She, Myself and I by Emma Young
I received this arc from NetGalley in exchange for an honest review.
I don’t know what it is about stories that include brain transplants that I love so much. Maybe it’s the science element? Maybe it’s how easy it is to add in that case of confused identity trope that I adore so much? Or maybe it’s just the fact that brain transplants are incredibly weird, and this book touched on that perfectly?
She, Myself and I follows the story of Rosa, a quadriplegic girl from London who wants a second chance at life. Incredibly, a girl with the opposite problem is found, all the way over in the USA, whose body is fundamentally unharmed, but whose mind is gone. So, the improbable happens, and Rosa’s brain and consciousness are placed into that of this unknown American girl. But suddenly being seen as someone who is not you, and being given the opportunity to live a full life in someone else’s body, has consequences.

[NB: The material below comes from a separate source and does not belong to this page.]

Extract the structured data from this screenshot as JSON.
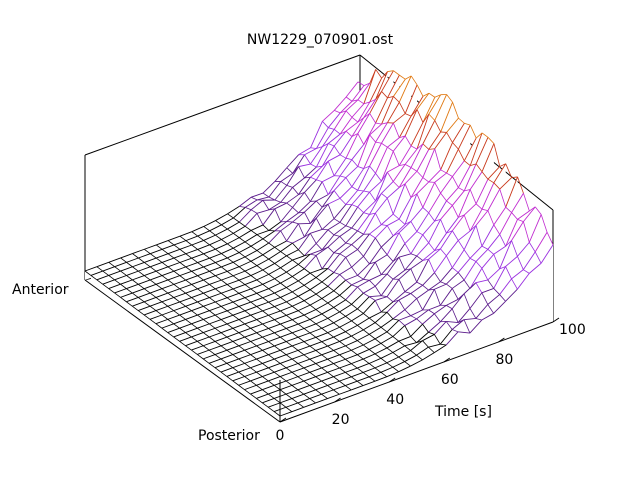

The main plot of this story is Rosa’s struggle to come to terms with her new life, inside someone else’s body. Suddenly, she’s immediately seen to be someone completely different to herself, and the journey she goes on to learn more about the dead girl, and her friends and family, is completely justified in such a context, and really well handled.
I’ve read a lot of criticism about this story for it being “ableist”, in that it suggests that Rosa would have had no opportunities in her condition. I don’t see this as a massive issue myself, as it was a really small part of the plot, and I think it’s a justified statement, because, as an eighteen-year-old in a body that doesn’t function, she wouldn’t have had many opportunities. I do understand why some people might see it as problematic, but it didn’t bother me, personally, and definitely didn’t detract from my love of the story.
It was a really quick, enjoyable read, and one I know I’ll continue to love. It actually reminded me a lot of Airhead by Meg Cabot, a book I read when I was much younger, so it was nostalgic for me, too.
I have this a full five, deserved stars.